YES and it's not called utopia !
it's called the vast majority of countries where you or your families originally came from!
 
In my country of origin we have 0 inflation.
There is no blue or green or whatever black market currency.

We also have 45% of youth without jobs. The economy has contracted 40% in the last 6 years, and people are being evicted en masse from their homes.
Everyday people can buy less and less because wages and pensions are decreasing/non-existent.
People who had life's savings have seen it handed over to a small group of bankers.

But, hey there is no inflation and no dollar blue!

Inflation sucks, but I'll take it any day over the austerity being doled out in Europe.
 
When I think of the meaning of austerity, I think of decreasing debt levels, not rising debt levels.

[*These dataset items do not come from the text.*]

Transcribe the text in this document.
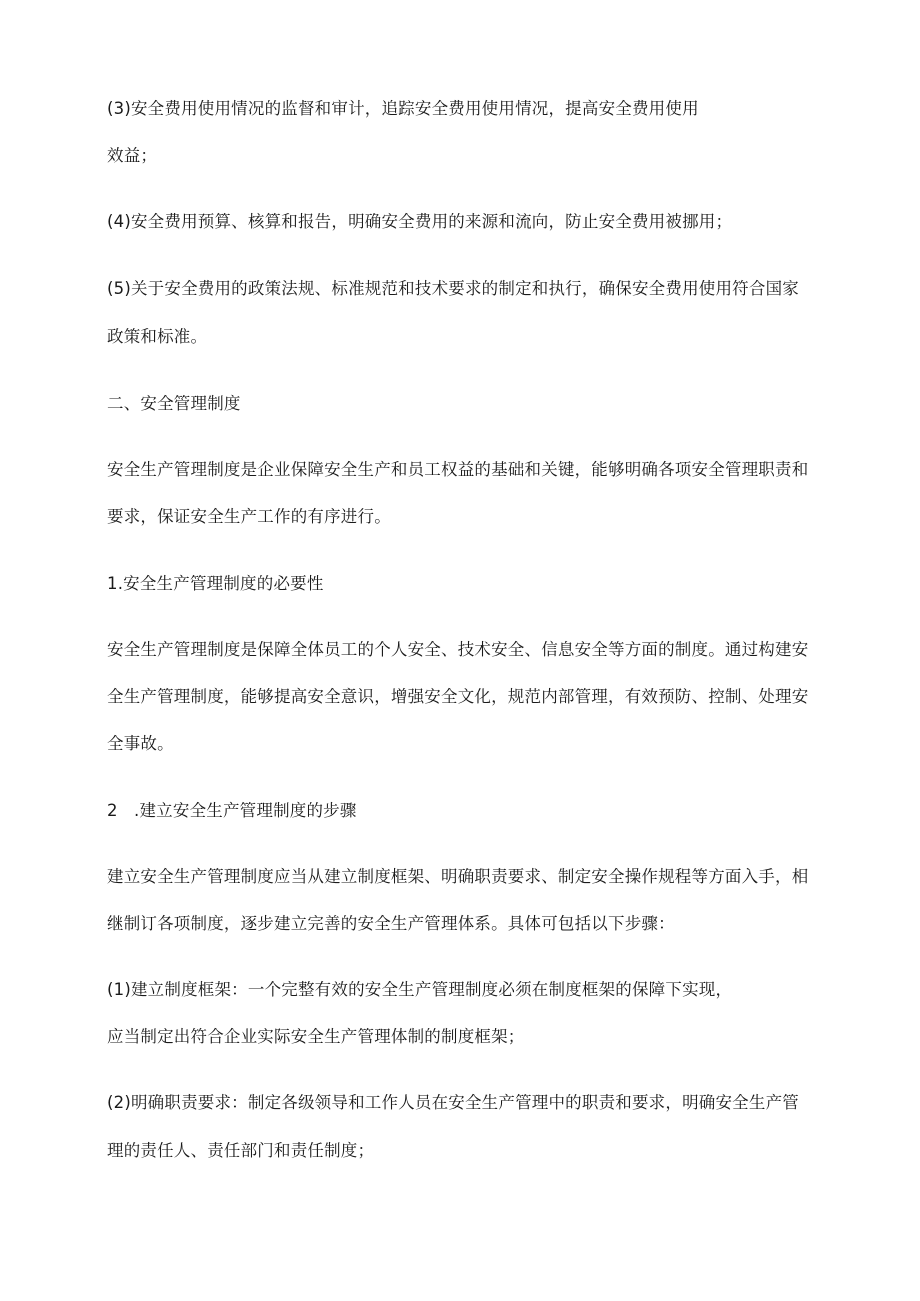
(3)安全费用使用情况的监督和审计，追踪安全费用使用情况，提高安全费用使用
效益；
(4)安全费用预算、核算和报告，明确安全费用的来源和流向，防止安全费用被挪用；
(5)关于安全费用的政策法规、标准规范和技术要求的制定和执行，确保安全费用使用符合国家
政策和标准。
二、安全管理制度
安全生产管理制度是企业保障安全生产和员工权益的基础和关键，能够明确各项安全管理职责和
要求，保证安全生产工作的有序进行。
1.安全生产管理制度的必要性
安全生产管理制度是保障全体员工的个人安全、技术安全、信息安全等方面的制度。通过构建安
全生产管理制度，能够提高安全意识，增强安全文化，规范内部管理，有效预防、控制、处理安
全事故。
2   .建立安全生产管理制度的步骤
建立安全生产管理制度应当从建立制度框架、明确职责要求、制定安全操作规程等方面入手，相
继制订各项制度，逐步建立完善的安全生产管理体系。具体可包括以下步骤：
(1)建立制度框架：一个完整有效的安全生产管理制度必须在制度框架的保障下实现，
应当制定出符合企业实际安全生产管理体制的制度框架；
(2)明确职责要求：制定各级领导和工作人员在安全生产管理中的职责和要求，明确安全生产管
理的责任人、责任部门和责任制度；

Maybe it's a Keynesian thing....

Government-Debt-as-a-Percentage-of-GDP.png
 
In my country of origin we have 0 inflation.
There is no blue or green or whatever black market currency.

We also have 45% of youth without jobs. The economy has contracted 40% in the last 6 years, and people are being evicted en masse from their homes.
Everyday people can buy less and less because wages and pensions are decreasing/non-existent.
People who had life's savings have seen it handed over to a small group of bankers.

But, hey there is no inflation and no dollar blue!

Inflation sucks, but I'll take it any day over the austerity being doled out in Europe.
Where are you from Ed?
 
Excellent chart Joe.

See how the debt/GDP ratio reacts as austerity is applied in each country?
1: Expenditures are cut, meaning less demand in the economy
2: Less demand means GDP goes down, and
3: As a result of decreased GDP, the debt ratio rises again.

The best example is Greece: look at your chart. Why does it have that dip in 3Q 2011 followed by an abrupt increase? Because GDP contracted due to the austerity measures. The braindead policy does not work and the IMF admitted as much, but the same policies continue to be pushed not only in Europe, but by the same clowns here that call for cutting deficits.

Austerity means: killing demand by reducing government expenditures. This is done in the name of reducing deficits and preventing inflation, but given the decreased demand in the economy it has the opposite effect. You cannot kill the demand side of your economy and then expect growth. And who suffers from there being no growth? Ask the millions of Greeks who are struggling to feed their families just so some wealthy investors can enjoy 0% inflation.



And note on the chart: no money for milanesas in Cyprus.